10年前から箱根駅伝を撮り続けているフォトグラファー松本昇大。スポーツフォトグラファーではない彼がなぜ追い続けるのか? ドラマとはまた違った視点の箱根駅伝と学生ランナーの魅力を紐解く。

(写真・文 / 松本昇大)

 ある年、復路をスタートするランナーの姿が撮りたくて、まだ真っ暗なうちからスタート地点で場所取りをしていた。
当然、箱根の山は恐ろしく寒い。僕は自分ができる最高の防寒対策をしてスタート時間を待つことにした。

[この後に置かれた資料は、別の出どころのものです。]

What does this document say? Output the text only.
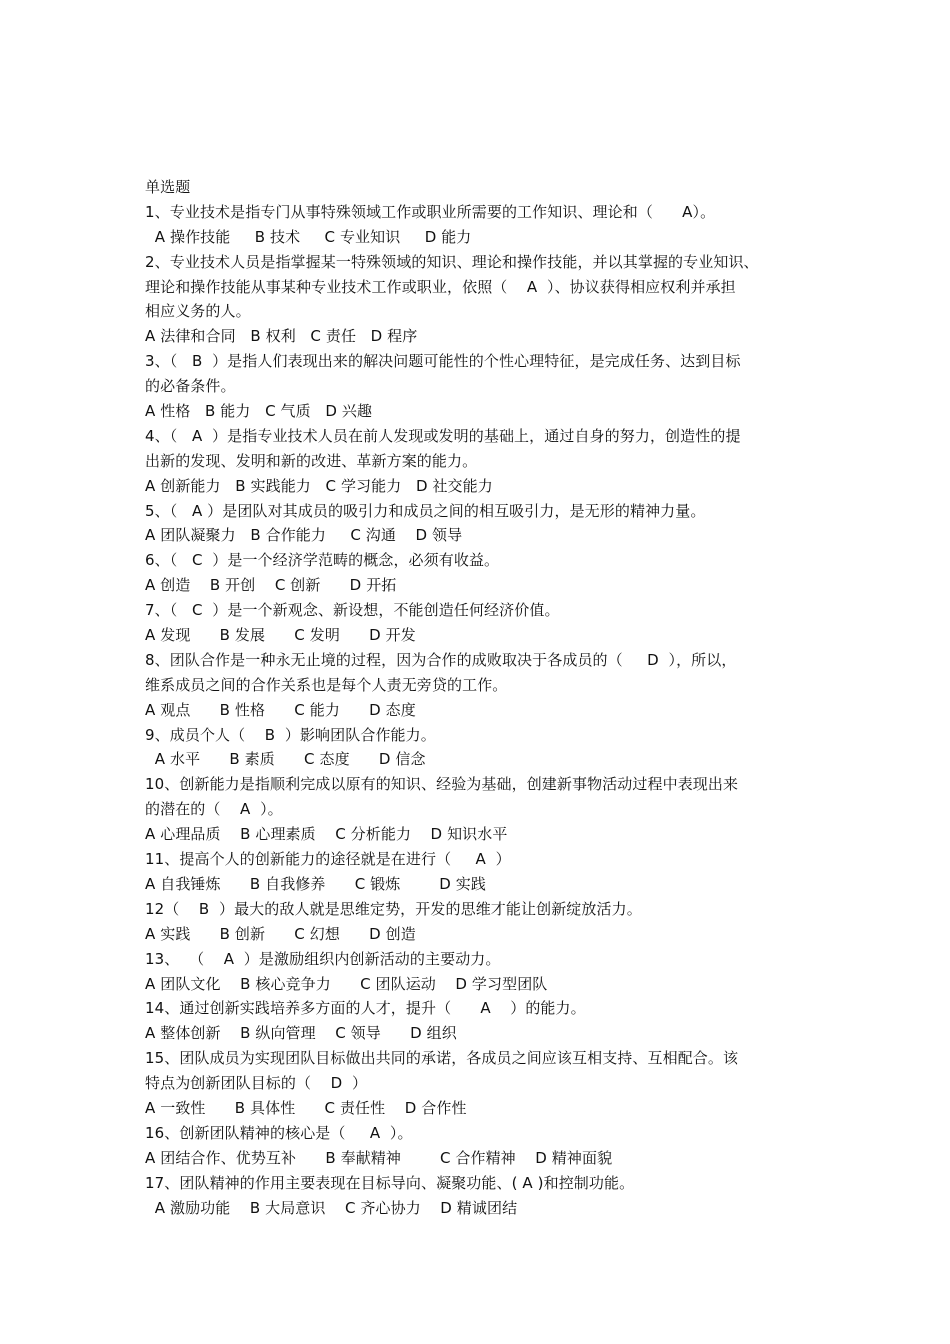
单选题
1、专业技术是指专门从事特殊领域工作或职业所需要的工作知识、理论和（      A）。
A 操作技能     B 技术     C 专业知识     D 能力
2、专业技术人员是指掌握某一特殊领域的知识、理论和操作技能，并以其掌握的专业知识、
理论和操作技能从事某种专业技术工作或职业，依照（    A  ）、协议获得相应权利并承担
相应义务的人。
A 法律和合同   B 权利   C 责任   D 程序
3、（   B  ）是指人们表现出来的解决问题可能性的个性心理特征，是完成任务、达到目标
的必备条件。
A 性格   B 能力   C 气质   D 兴趣
4、（   A  ）是指专业技术人员在前人发现或发明的基础上，通过自身的努力，创造性的提
出新的发现、发明和新的改进、革新方案的能力。
A 创新能力   B 实践能力   C 学习能力   D 社交能力
5、（   A ）是团队对其成员的吸引力和成员之间的相互吸引力，是无形的精神力量。
A 团队凝聚力   B 合作能力     C 沟通    D 领导
6、（   C  ）是一个经济学范畴的概念，必须有收益。
A 创造    B 开创    C 创新      D 开拓
7、（   C  ）是一个新观念、新设想，不能创造任何经济价值。
A 发现      B 发展      C 发明      D 开发
8、团队合作是一种永无止境的过程，因为合作的成败取决于各成员的（     D  ），所以，
维系成员之间的合作关系也是每个人责无旁贷的工作。
A 观点      B 性格      C 能力      D 态度
9、成员个人（    B  ）影响团队合作能力。
A 水平      B 素质      C 态度      D 信念
10、创新能力是指顺利完成以原有的知识、经验为基础，创建新事物活动过程中表现出来
的潜在的（    A  ）。
A 心理品质    B 心理素质    C 分析能力    D 知识水平
11、提高个人的创新能力的途径就是在进行（     A  ）
A 自我锤炼      B 自我修养      C 锻炼        D 实践
12（    B  ）最大的敌人就是思维定势，开发的思维才能让创新绽放活力。
A 实践      B 创新      C 幻想      D 创造
13、  （    A  ）是激励组织内创新活动的主要动力。
A 团队文化    B 核心竞争力      C 团队运动    D 学习型团队
14、通过创新实践培养多方面的人才，提升（      A    ）的能力。
A 整体创新    B 纵向管理    C 领导      D 组织
15、团队成员为实现团队目标做出共同的承诺，各成员之间应该互相支持、互相配合。该
特点为创新团队目标的（    D  ）
A 一致性      B 具体性      C 责任性    D 合作性
16、创新团队精神的核心是（     A  ）。
A 团结合作、优势互补      B 奉献精神        C 合作精神    D 精神面貌
17、团队精神的作用主要表现在目标导向、凝聚功能、( A )和控制功能。
A 激励功能    B 大局意识    C 齐心协力    D 精诚团结
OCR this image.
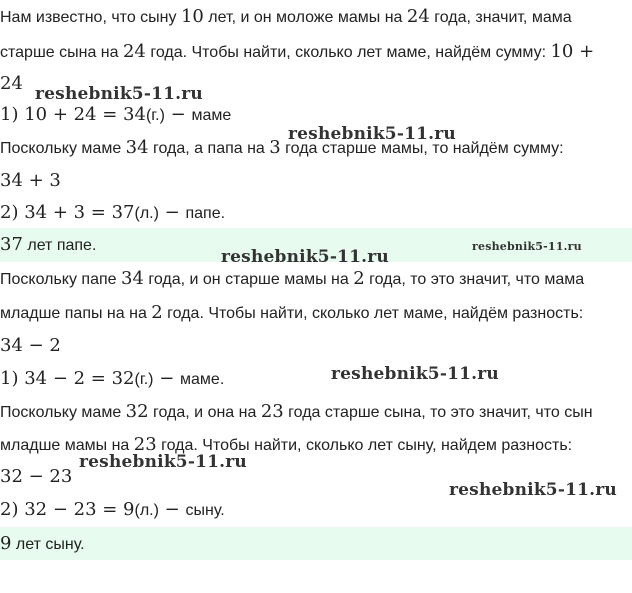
Нам известно, что сыну 10 лет, и он моложе мамы на 24 года, значит, мама
старше сына на 24 года. Чтобы найти, сколько лет маме, найдём сумму: 10 +
24
1) 10 + 24 = 34(г.) − маме
Поскольку маме 34 года, а папа на 3 года старше мамы, то найдём сумму:
34 + 3
2) 34 + 3 = 37(л.) − папе.
37 лет папе.
Поскольку папе 34 года, и он старше мамы на 2 года, то это значит, что мама
младше папы на на 2 года. Чтобы найти, сколько лет маме, найдём разность:
34 − 2
1) 34 − 2 = 32(г.) − маме.
Поскольку маме 32 года, и она на 23 года старше сына, то это значит, что сын
младше мамы на 23 года. Чтобы найти, сколько лет сыну, найдем разность:
32 − 23
2) 32 − 23 = 9(л.) − сыну.
9 лет сыну.
reshebnik5-11.ru
reshebnik5-11.ru
reshebnik5-11.ru
reshebnik5-11.ru
reshebnik5-11.ru
reshebnik5-11.ru
reshebnik5-11.ru
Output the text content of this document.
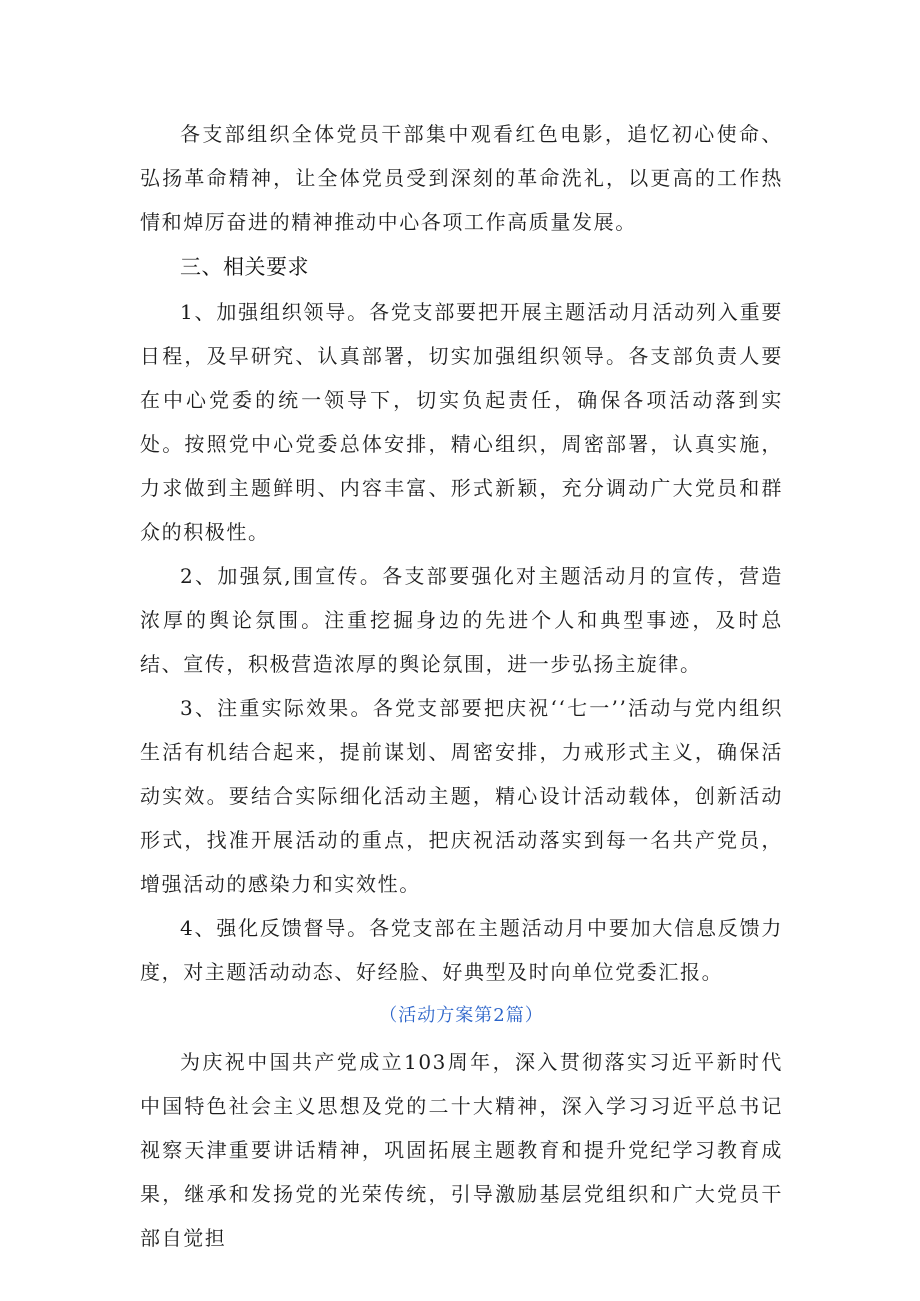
各支部组织全体党员干部集中观看红色电影，追忆初心使命、弘扬革命精神，让全体党员受到深刻的革命洗礼，以更高的工作热情和焯厉奋进的精神推动中心各项工作高质量发展。

三、相关要求

1、加强组织领导。各党支部要把开展主题活动月活动列入重要日程，及早研究、认真部署，切实加强组织领导。各支部负责人要在中心党委的统一领导下，切实负起责任，确保各项活动落到实处。按照党中心党委总体安排，精心组织，周密部署，认真实施，力求做到主题鲜明、内容丰富、形式新颖，充分调动广大党员和群众的积极性。

2、加强氛,围宣传。各支部要强化对主题活动月的宣传，营造浓厚的舆论氛围。注重挖掘身边的先进个人和典型事迹，及时总结、宣传，积极营造浓厚的舆论氛围，进一步弘扬主旋律。

3、注重实际效果。各党支部要把庆祝‘‘七一’’活动与党内组织生活有机结合起来，提前谋划、周密安排，力戒形式主义，确保活动实效。要结合实际细化活动主题，精心设计活动载体，创新活动形式，找准开展活动的重点，把庆祝活动落实到每一名共产党员，增强活动的感染力和实效性。

4、强化反馈督导。各党支部在主题活动月中要加大信息反馈力度，对主题活动动态、好经脸、好典型及时向单位党委汇报。

（活动方案第2篇）

为庆祝中国共产党成立103周年，深入贯彻落实习近平新时代中国特色社会主义思想及党的二十大精神，深入学习习近平总书记视察天津重要讲话精神，巩固拓展主题教育和提升党纪学习教育成果，继承和发扬党的光荣传统，引导激励基层党组织和广大党员干部自觉担
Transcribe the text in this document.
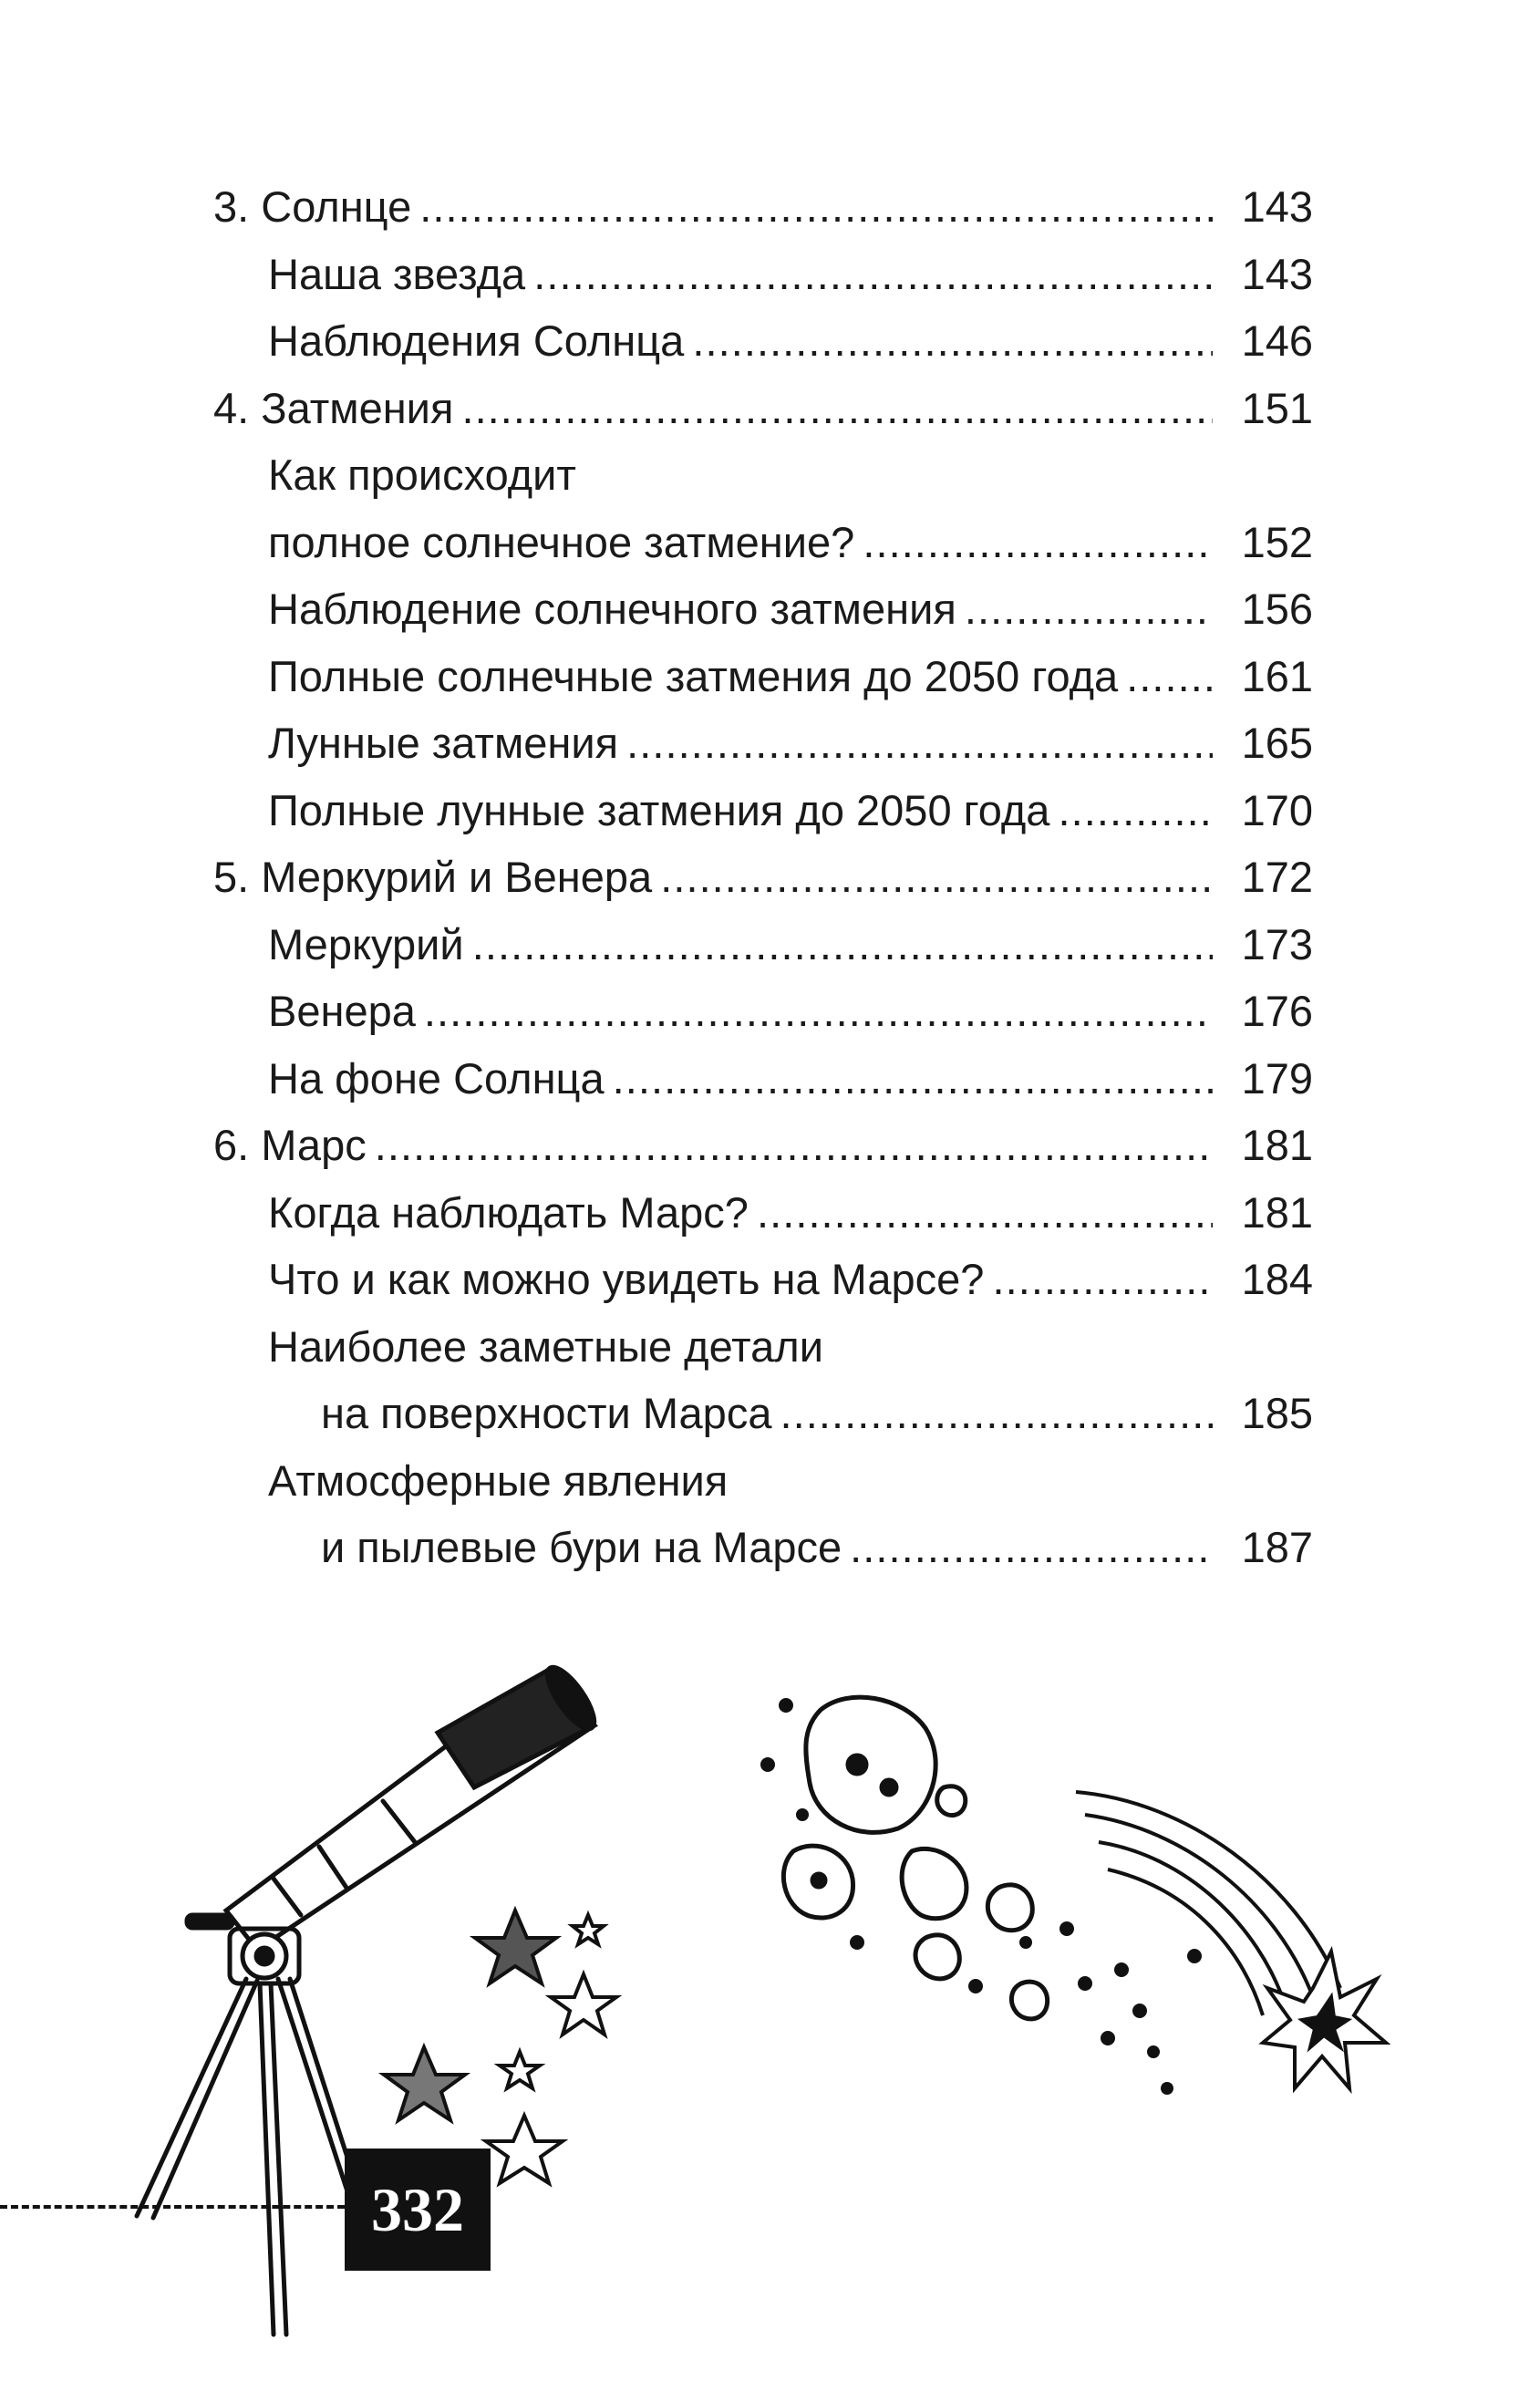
3. Солнце . . .	143
Наша звезда . . .	143
Наблюдения Солнца . . .	146
4. Затмения . . .	151
Как происходит
полное солнечное затмение? . . .	152
Наблюдение солнечного затмения . . .	156
Полные солнечные затмения до 2050 года . . .	161
Лунные затмения . . .	165
Полные лунные затмения до 2050 года . . .	170
5. Меркурий и Венера . . .	172
Меркурий . . .	173
Венера . . .	176
На фоне Солнца . . .	179
6. Марс . . .	181
Когда наблюдать Марс? . . .	181
Что и как можно увидеть на Марсе? . . .	184
Наиболее заметные детали
на поверхности Марса . . .	185
Атмосферные явления
и пылевые бури на Марсе . . .	187
332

それでも寒さを防ぎきることは難しく、ホッカイロを貼ったり体を動かしたりして、なんとか寒さを誤魔化そうとしていた。辺りは本当に真っ暗で、数少ない照明に照らされながら、テレビ局のスタッフや大会関係者が忙しそうに準備を進めていた。
「ひゅーーん、、、、どんっ!」
それは本当に突然、芦ノ湖で大きな音とともに上空に打ち上がった。何発あっただろうか、夏の花火大会のような盛大な花火だった。

箱根駅伝

スタート地点から最初の一、二発を呆然と眺めたあと、慌ててシャッターをきった。冬の暗闇に上がった花火は美しく、夏に見る花火と同じように儚かった。まっすぐ空に上がり、弾ける。花火がすべて打ち上がってしまうと、それが合図であったかのように辺りは徐々に明るくなった。しばらくすると、六区の選手たちがあちらこちらでウォーミングアップを始めた。

箱根駅伝

 

今年は思わぬところでカー・ラジオの実況を聞いている。二宮で写真を撮ってから鶴見までの移動中、交通規制にはまり、車はまったく動かなくなってしまった。冬の青空と刺すような日差しと熱の入ったラジオからの声。
「パンッ!」
ラジオから聞こえてきた戸塚中継所での繰上げスタートの号砲。その直後、大東文化大学のランナーが誰もいない中継所にゴールした。多くのランナーは、憧れの箱根駅伝で走ることを目標に学生生活を捧げている。一つのことを成し遂げるために、今しかできないことを全力で謳歌しているのだ。僕にはそれがロマンチックなことに思える。

箱根駅伝

それにしてもどうしてだろう。
一生懸命走っている姿を見ているだけで、何かグッときてしまう。彼らのまっすぐな心意気や覚悟が表情から滲み出ていて、こちら側まで伝わるからだろうか。プロでもないが、いわゆるアマチュアとも少し違う気がする。彼らはあくまで学生ランナーだが、その独特なポジションと曖昧さからとても純粋に見える。
 
「僕は走り続けるために、走っていたんですよ」
 
去年の暮れ、元箱根ランナーが教えてくれた。次のステージでも走り続けるには、結果を出さないといけない。
これより先は、もう学生ではないのだ。このロマンチックな純粋さを撮りたくて、毎年コースに出掛けている。ラジオでは全大学が鶴見中継所を通過したと伝えていた。やがて交通規制が解除されたのか、前の車が徐々に動き始めた。ランナーたちは、今年もまっすぐゴールのある大手町に向かっている。